There is so much wisdom in this principle. Scripture has a lot to say about gaining understanding, in fact, most of the book of Proverbs is dedicated to the pursuit of wisdom and knowledge.
"Let the wise hear and increase in learning, and the one who understands obtain guidance."
                                    - Proverbs 1:5
I believe that an important part of being a good steward is educating yourself about what you are stewarding. Remember the parable of the talents? The man who was praised for making more money with his talent needed to first know how to best invest that talent in order for that to happen. We are entrusted with something far more valuable than money - we are entrusted with life! How much more, then, should we study and learn!

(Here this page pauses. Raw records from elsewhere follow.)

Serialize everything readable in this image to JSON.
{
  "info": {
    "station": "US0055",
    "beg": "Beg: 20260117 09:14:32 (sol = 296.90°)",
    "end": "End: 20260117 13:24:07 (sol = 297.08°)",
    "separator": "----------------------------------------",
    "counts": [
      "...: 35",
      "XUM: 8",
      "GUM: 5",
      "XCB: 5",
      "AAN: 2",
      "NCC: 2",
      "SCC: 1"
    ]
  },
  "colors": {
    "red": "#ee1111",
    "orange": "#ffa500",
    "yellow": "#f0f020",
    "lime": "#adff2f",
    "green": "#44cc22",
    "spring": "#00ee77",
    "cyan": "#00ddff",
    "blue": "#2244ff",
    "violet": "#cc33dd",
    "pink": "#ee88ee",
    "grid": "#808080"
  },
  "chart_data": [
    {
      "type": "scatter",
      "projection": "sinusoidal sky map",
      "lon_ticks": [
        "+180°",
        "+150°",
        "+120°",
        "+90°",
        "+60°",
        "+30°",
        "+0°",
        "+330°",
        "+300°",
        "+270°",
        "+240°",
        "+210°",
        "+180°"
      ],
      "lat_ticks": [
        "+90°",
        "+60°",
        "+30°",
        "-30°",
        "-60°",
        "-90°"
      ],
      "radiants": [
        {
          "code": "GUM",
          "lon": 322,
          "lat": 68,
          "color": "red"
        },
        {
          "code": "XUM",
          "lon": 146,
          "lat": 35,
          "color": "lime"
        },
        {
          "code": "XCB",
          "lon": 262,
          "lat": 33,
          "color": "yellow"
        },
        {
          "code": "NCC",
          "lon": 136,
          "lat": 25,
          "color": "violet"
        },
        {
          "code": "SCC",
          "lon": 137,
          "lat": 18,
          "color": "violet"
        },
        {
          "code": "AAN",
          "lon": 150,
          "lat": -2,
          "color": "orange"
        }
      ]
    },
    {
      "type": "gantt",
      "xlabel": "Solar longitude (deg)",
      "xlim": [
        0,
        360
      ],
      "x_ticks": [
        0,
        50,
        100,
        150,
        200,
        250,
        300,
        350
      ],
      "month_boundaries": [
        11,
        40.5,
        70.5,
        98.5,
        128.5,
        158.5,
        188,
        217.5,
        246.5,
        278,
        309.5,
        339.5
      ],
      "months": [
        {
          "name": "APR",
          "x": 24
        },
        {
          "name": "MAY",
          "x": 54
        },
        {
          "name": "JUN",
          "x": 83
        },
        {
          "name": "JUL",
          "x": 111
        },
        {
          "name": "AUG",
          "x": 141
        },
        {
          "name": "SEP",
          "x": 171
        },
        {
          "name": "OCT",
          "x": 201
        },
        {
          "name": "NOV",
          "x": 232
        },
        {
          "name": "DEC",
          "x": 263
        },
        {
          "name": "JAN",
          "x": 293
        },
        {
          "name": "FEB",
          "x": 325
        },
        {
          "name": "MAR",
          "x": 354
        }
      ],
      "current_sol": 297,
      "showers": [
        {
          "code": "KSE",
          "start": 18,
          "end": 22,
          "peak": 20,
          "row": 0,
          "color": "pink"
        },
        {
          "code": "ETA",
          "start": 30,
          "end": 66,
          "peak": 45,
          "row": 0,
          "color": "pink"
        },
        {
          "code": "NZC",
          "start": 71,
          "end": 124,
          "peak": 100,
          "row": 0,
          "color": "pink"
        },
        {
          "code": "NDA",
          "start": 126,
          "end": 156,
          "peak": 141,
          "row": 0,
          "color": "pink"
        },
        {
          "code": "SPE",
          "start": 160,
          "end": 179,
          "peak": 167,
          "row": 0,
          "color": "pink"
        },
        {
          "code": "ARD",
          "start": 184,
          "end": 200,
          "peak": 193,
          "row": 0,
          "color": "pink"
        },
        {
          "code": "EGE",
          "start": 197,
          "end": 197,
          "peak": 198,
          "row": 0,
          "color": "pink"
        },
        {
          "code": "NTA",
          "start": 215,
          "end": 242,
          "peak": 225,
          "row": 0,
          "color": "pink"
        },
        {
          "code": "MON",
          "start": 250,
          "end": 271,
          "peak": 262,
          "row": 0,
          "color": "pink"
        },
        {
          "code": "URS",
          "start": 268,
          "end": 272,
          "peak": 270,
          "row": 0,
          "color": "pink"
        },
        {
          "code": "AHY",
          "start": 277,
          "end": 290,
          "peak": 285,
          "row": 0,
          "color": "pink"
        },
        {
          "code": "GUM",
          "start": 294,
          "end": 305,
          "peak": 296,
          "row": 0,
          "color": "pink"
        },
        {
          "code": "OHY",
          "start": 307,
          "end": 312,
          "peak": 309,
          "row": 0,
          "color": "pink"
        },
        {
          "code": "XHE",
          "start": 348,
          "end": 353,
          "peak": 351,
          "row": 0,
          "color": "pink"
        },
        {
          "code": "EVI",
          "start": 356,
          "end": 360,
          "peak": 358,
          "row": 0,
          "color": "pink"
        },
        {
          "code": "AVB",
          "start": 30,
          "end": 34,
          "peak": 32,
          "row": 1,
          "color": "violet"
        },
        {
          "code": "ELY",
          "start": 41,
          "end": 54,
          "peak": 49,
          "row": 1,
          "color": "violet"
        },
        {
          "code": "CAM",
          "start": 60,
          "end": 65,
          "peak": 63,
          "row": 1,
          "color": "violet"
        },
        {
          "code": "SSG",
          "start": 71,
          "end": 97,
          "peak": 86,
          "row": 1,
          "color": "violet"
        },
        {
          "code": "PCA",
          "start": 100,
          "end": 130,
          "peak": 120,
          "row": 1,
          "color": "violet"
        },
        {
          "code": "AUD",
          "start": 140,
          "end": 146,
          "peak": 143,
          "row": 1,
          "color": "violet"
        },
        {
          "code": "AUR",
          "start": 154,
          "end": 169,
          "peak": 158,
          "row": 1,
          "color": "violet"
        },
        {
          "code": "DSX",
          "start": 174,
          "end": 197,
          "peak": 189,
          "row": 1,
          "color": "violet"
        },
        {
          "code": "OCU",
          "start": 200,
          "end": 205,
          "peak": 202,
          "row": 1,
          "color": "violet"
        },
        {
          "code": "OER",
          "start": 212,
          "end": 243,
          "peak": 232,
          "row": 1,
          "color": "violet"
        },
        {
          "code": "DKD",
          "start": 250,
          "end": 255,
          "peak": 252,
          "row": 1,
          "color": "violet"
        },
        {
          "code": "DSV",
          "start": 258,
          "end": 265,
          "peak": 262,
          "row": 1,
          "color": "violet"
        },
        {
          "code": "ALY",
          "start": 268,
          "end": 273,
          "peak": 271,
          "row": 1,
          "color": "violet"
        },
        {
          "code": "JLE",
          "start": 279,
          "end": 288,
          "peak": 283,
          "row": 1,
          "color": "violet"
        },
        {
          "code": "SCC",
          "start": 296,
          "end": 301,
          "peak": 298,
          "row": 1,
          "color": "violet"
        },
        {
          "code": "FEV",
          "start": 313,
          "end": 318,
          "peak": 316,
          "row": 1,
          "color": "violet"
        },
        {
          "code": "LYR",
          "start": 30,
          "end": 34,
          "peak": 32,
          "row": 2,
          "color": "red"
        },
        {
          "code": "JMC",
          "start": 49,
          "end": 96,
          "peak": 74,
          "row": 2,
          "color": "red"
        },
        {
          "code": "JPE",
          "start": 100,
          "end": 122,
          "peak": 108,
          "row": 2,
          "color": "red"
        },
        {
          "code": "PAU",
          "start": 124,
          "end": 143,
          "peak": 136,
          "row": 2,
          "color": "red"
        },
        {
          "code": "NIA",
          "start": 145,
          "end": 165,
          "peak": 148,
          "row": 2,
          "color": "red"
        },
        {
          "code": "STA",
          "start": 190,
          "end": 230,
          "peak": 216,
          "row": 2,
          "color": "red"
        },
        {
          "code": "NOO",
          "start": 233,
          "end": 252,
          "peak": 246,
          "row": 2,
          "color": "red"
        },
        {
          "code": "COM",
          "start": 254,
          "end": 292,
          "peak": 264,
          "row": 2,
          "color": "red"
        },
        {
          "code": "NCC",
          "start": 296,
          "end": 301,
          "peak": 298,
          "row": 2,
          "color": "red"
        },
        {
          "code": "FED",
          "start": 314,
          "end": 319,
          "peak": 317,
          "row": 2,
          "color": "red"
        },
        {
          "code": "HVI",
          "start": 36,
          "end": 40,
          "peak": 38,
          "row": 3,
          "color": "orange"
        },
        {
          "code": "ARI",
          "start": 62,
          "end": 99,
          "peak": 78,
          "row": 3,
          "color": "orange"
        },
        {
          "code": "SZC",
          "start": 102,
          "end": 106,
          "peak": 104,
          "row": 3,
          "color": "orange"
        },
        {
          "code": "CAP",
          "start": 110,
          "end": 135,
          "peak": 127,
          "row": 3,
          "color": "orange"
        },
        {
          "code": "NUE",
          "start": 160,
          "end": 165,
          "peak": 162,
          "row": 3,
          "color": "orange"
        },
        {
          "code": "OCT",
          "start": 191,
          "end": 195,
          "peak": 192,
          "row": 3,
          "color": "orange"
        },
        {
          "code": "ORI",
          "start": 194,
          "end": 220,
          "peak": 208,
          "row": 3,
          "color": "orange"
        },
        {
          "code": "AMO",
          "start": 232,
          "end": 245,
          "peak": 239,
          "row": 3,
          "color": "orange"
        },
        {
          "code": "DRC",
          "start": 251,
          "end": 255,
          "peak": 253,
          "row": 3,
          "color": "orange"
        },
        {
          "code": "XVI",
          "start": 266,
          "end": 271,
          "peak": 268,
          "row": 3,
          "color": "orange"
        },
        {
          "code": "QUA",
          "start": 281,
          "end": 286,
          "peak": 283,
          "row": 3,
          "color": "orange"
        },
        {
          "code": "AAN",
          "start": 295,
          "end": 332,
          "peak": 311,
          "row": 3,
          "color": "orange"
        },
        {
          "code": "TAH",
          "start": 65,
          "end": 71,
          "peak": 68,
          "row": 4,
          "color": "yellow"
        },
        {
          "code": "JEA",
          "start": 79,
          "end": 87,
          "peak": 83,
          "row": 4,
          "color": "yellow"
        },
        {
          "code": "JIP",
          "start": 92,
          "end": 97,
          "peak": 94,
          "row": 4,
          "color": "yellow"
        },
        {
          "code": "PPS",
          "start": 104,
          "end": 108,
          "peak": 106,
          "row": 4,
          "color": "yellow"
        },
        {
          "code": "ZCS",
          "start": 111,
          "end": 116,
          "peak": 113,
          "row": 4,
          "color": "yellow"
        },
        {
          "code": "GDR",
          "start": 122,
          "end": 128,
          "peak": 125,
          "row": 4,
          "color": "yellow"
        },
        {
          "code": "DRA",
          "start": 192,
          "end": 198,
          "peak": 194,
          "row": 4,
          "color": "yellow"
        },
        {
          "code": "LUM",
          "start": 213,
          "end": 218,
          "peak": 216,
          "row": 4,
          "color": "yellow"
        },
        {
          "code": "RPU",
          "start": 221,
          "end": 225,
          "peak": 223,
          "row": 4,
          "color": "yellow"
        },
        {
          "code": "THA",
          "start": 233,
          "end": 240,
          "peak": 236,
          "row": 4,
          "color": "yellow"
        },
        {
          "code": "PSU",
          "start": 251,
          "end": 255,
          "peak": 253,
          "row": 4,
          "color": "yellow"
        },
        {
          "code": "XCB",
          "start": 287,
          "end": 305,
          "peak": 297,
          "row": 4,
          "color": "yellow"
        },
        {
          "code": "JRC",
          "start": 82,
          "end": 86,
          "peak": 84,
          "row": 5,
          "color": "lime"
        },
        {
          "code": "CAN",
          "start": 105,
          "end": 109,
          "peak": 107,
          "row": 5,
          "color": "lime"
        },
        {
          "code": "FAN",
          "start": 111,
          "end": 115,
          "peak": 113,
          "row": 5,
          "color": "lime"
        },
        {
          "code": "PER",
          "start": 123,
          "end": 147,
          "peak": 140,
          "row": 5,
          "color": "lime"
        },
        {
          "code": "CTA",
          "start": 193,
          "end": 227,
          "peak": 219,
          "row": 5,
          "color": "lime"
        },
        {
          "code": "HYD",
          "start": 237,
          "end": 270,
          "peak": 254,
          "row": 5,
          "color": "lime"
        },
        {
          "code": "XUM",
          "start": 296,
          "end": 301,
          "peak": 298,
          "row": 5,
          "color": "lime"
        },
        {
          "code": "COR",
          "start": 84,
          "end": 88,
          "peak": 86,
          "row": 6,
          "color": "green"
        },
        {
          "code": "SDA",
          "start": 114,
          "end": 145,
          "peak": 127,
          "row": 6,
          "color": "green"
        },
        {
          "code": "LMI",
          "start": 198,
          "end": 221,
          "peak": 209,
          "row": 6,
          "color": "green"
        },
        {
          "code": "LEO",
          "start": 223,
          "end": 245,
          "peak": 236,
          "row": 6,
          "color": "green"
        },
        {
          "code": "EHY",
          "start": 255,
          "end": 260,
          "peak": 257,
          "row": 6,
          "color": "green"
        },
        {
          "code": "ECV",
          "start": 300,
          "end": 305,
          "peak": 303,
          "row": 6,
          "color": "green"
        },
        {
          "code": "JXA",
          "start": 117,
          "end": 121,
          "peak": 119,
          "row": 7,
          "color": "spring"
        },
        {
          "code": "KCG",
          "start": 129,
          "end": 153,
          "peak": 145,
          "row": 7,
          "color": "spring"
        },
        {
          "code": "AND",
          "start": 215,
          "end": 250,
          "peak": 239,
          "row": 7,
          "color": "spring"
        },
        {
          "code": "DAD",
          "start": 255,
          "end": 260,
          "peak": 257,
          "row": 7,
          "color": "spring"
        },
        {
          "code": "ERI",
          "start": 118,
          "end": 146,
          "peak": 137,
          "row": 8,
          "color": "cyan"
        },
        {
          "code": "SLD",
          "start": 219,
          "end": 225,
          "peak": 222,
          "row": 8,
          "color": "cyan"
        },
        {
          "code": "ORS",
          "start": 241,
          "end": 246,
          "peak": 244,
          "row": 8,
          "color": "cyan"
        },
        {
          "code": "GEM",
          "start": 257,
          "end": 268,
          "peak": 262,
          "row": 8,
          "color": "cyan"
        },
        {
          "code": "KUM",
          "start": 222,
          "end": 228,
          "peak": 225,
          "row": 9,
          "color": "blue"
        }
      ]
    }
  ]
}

God has given us 9 months to prepare for our new babies, and I would challenge you to make the most of that time. Learn about birth options. Learn about infant development. Learn about breastfeeding. And discuss things with your spouse too - learning together is a great way to strengthen your relationship!

For me, this part has always been pretty easy. I'm already a bookworm, and I love learning about babies! But it has been so beneficial for me, especially in the areas of natural birth and infant development. We decided to have unmedicated home births after reading about the dangers and ramifications of managed, hospital births. Learning all we could gave us peace of mind and faith in the body that God has given me.  And learning about infant and child development has helped us to have realistic expectations of what our children are capable of and how their brains best develop.

When studying these things, especially development, you will probably come across books written from a secular worldview.  One of my favorite books is called "The Science of Parenting", and is written from an evolutionary viewpoint.  From what I've seen, sometimes Christians write off these kind of books as non-relevant because they come from a different worldview.  But while we do have to read with more caution, there is usually a huge depth of information in those books - just without the knowledge of God.  Part of being mature as believers means being able to sift through these materials and gain valuable knowledge while skipping over the stuff that doesn't fit your worldview.